Effects of Ischemia on the Canine Myocardial β-Adrenoceptor-Linked Adenylate Cyclase System

Abstract

Several studies indicate that myocardial ischemia causes a redistribution of β-adrenergic receptors from a presumably intracellular compartment to the cell surface. However, a decreased adenylate cyclase and contractile responsiveness to β-adrenergic stimuli has also been reported. The aim of the present study was to investigate possible ischemia-induced changes in myocardial β-adrenoceptor coupling to adenylate cyclase. Myocardial ischemia was induced by hydraulic occlusion of the LAD in mongrel dogs anesthetized with isoflurane.

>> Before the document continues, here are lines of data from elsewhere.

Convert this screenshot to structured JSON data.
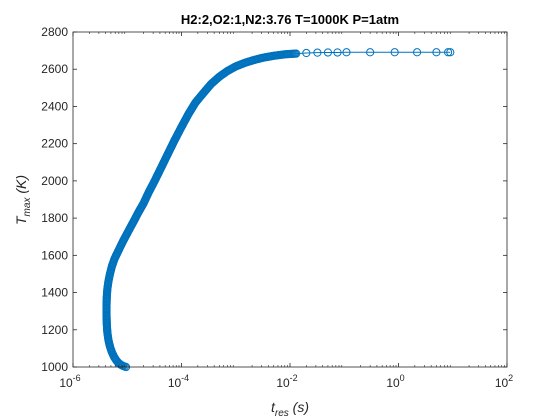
{
  "chart_data": {
    "type": "scatter",
    "title": "H2:2,O2:1,N2:3.76 T=1000K P=1atm",
    "xlabel": {
      "main": "t",
      "sub": "res",
      "unit": " (s)"
    },
    "ylabel": {
      "main": "T",
      "sub": "max",
      "unit": " (K)"
    },
    "x_scale": "log",
    "xlim": [
      1e-06,
      100
    ],
    "ylim": [
      1000,
      2800
    ],
    "x_ticks": [
      {
        "value": 1e-06,
        "base": "10",
        "exp": "-6"
      },
      {
        "value": 0.0001,
        "base": "10",
        "exp": "-4"
      },
      {
        "value": 0.01,
        "base": "10",
        "exp": "-2"
      },
      {
        "value": 1,
        "base": "10",
        "exp": "0"
      },
      {
        "value": 100,
        "base": "10",
        "exp": "2"
      }
    ],
    "y_ticks": [
      "1000",
      "1200",
      "1400",
      "1600",
      "1800",
      "2000",
      "2200",
      "2400",
      "2600",
      "2800"
    ],
    "grid": false,
    "marker": "open-circle",
    "line": true,
    "color": "#0072BD",
    "series": [
      {
        "x": [
          9.5e-06,
          9e-06,
          8.5e-06,
          7.8e-06,
          7e-06,
          6.3e-06,
          5.7e-06,
          5.2e-06,
          4.8e-06,
          4.5e-06,
          4.3e-06,
          4.2e-06,
          4.15e-06,
          4.15e-06,
          4.2e-06,
          4.3e-06,
          4.5e-06,
          4.8e-06,
          5.2e-06,
          5.8e-06,
          7e-06,
          8.5e-06,
          1.05e-05,
          1.3e-05,
          1.6e-05,
          2e-05,
          2.5e-05,
          3.2e-05,
          4.2e-05,
          5.5e-05,
          7.5e-05,
          0.0001,
          0.000135,
          0.00018,
          0.00025,
          0.00035,
          0.0005,
          0.0007,
          0.001,
          0.0015,
          0.0022,
          0.0032,
          0.005,
          0.008,
          0.013,
          0.02,
          0.032,
          0.05,
          0.075,
          0.11,
          0.3,
          0.85,
          2.2,
          5.0,
          8.2,
          9.0
        ],
        "y": [
          1000,
          1002,
          1005,
          1010,
          1020,
          1035,
          1055,
          1080,
          1110,
          1145,
          1185,
          1230,
          1280,
          1330,
          1380,
          1420,
          1460,
          1500,
          1540,
          1580,
          1630,
          1680,
          1730,
          1780,
          1830,
          1880,
          1940,
          2000,
          2070,
          2140,
          2220,
          2290,
          2360,
          2420,
          2470,
          2520,
          2560,
          2590,
          2615,
          2635,
          2650,
          2662,
          2672,
          2680,
          2684,
          2687,
          2689,
          2690,
          2690,
          2691,
          2691,
          2691,
          2691,
          2691,
          2691,
          2691
        ]
      }
    ]
  }
}
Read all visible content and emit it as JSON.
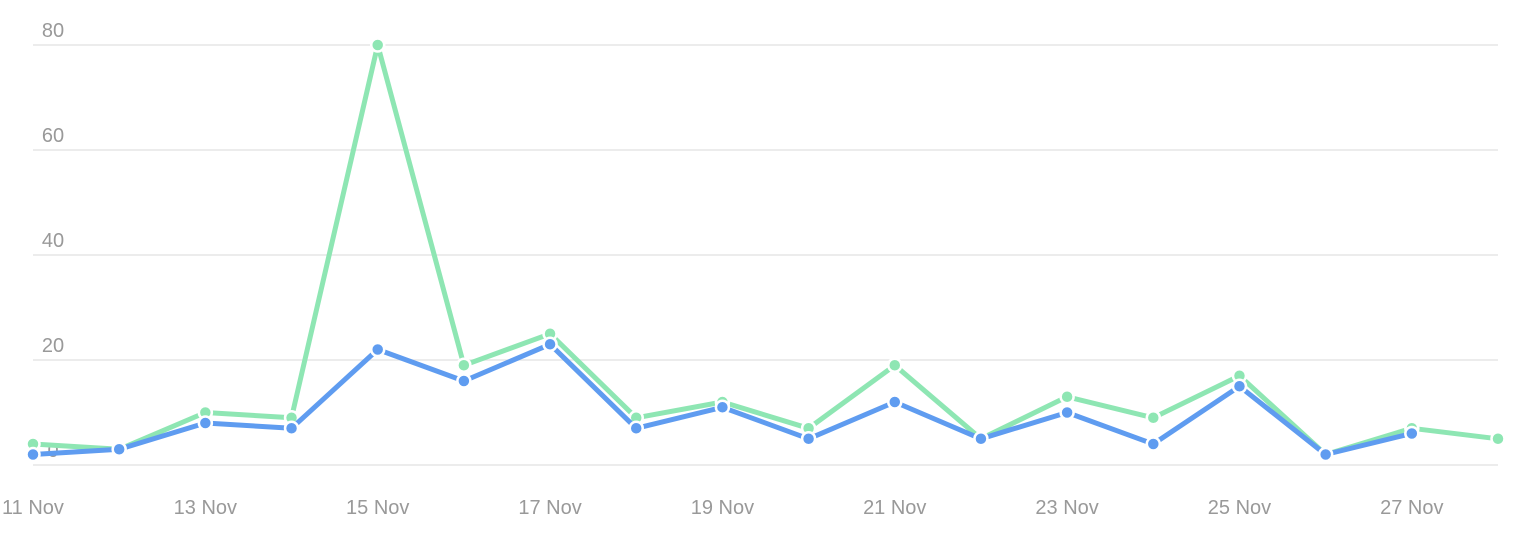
{
  "chart_data": {
    "type": "line",
    "title": "",
    "xlabel": "",
    "ylabel": "",
    "x": [
      "11 Nov",
      "12 Nov",
      "13 Nov",
      "14 Nov",
      "15 Nov",
      "16 Nov",
      "17 Nov",
      "18 Nov",
      "19 Nov",
      "20 Nov",
      "21 Nov",
      "22 Nov",
      "23 Nov",
      "24 Nov",
      "25 Nov",
      "26 Nov",
      "27 Nov",
      "28 Nov"
    ],
    "x_tick_labels": [
      "11 Nov",
      "13 Nov",
      "15 Nov",
      "17 Nov",
      "19 Nov",
      "21 Nov",
      "23 Nov",
      "25 Nov",
      "27 Nov"
    ],
    "y_ticks": [
      "0",
      "20",
      "40",
      "60",
      "80"
    ],
    "ylim": [
      0,
      80
    ],
    "grid": true,
    "legend": "none",
    "series": [
      {
        "color": "#8ee6b3",
        "values": [
          4,
          3,
          10,
          9,
          80,
          19,
          25,
          9,
          12,
          7,
          19,
          5,
          13,
          9,
          17,
          2,
          7,
          5
        ]
      },
      {
        "color": "#5f9cf0",
        "values": [
          2,
          3,
          8,
          7,
          22,
          16,
          23,
          7,
          11,
          5,
          12,
          5,
          10,
          4,
          15,
          2,
          6,
          null
        ]
      }
    ]
  }
}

After 90 min of ischemia, tissue samples were removed from the ischemic and nonischemic regions for tissue catecholamine determinations and for the preparation of participate fractions from tissue homogenates. Saturation experiments on microsomal fractions obtained from the ischemic and control areas did not reveal any significant changes in the calculated dissociation constant for (–) [125I]- iodocyanopindolol binding nor in the calculated receptor density. Likewise, the relative numbers of β2-adrenergic receptors were comparable in both preparations (–20%). On the other hand, the proportion of β-adrenoceptors stabilized in the high-affinity state by (–)isoproterenol was significantly reduced in the ischemic region when compared with the control myocardium (17 ± 5 vs. 41 ± 4%). This change was accompanied by a significant decrease in the intrinsic activity of (–)isoproterenol in stimulating adenylate cyclase activity. We propose that the initial uncoupling of the β-adrenoceptor from its effector is a physiologically important, protective mechanism which guards the ischemic myocardium against the deleterious effect of excessive sympathetic stimulation.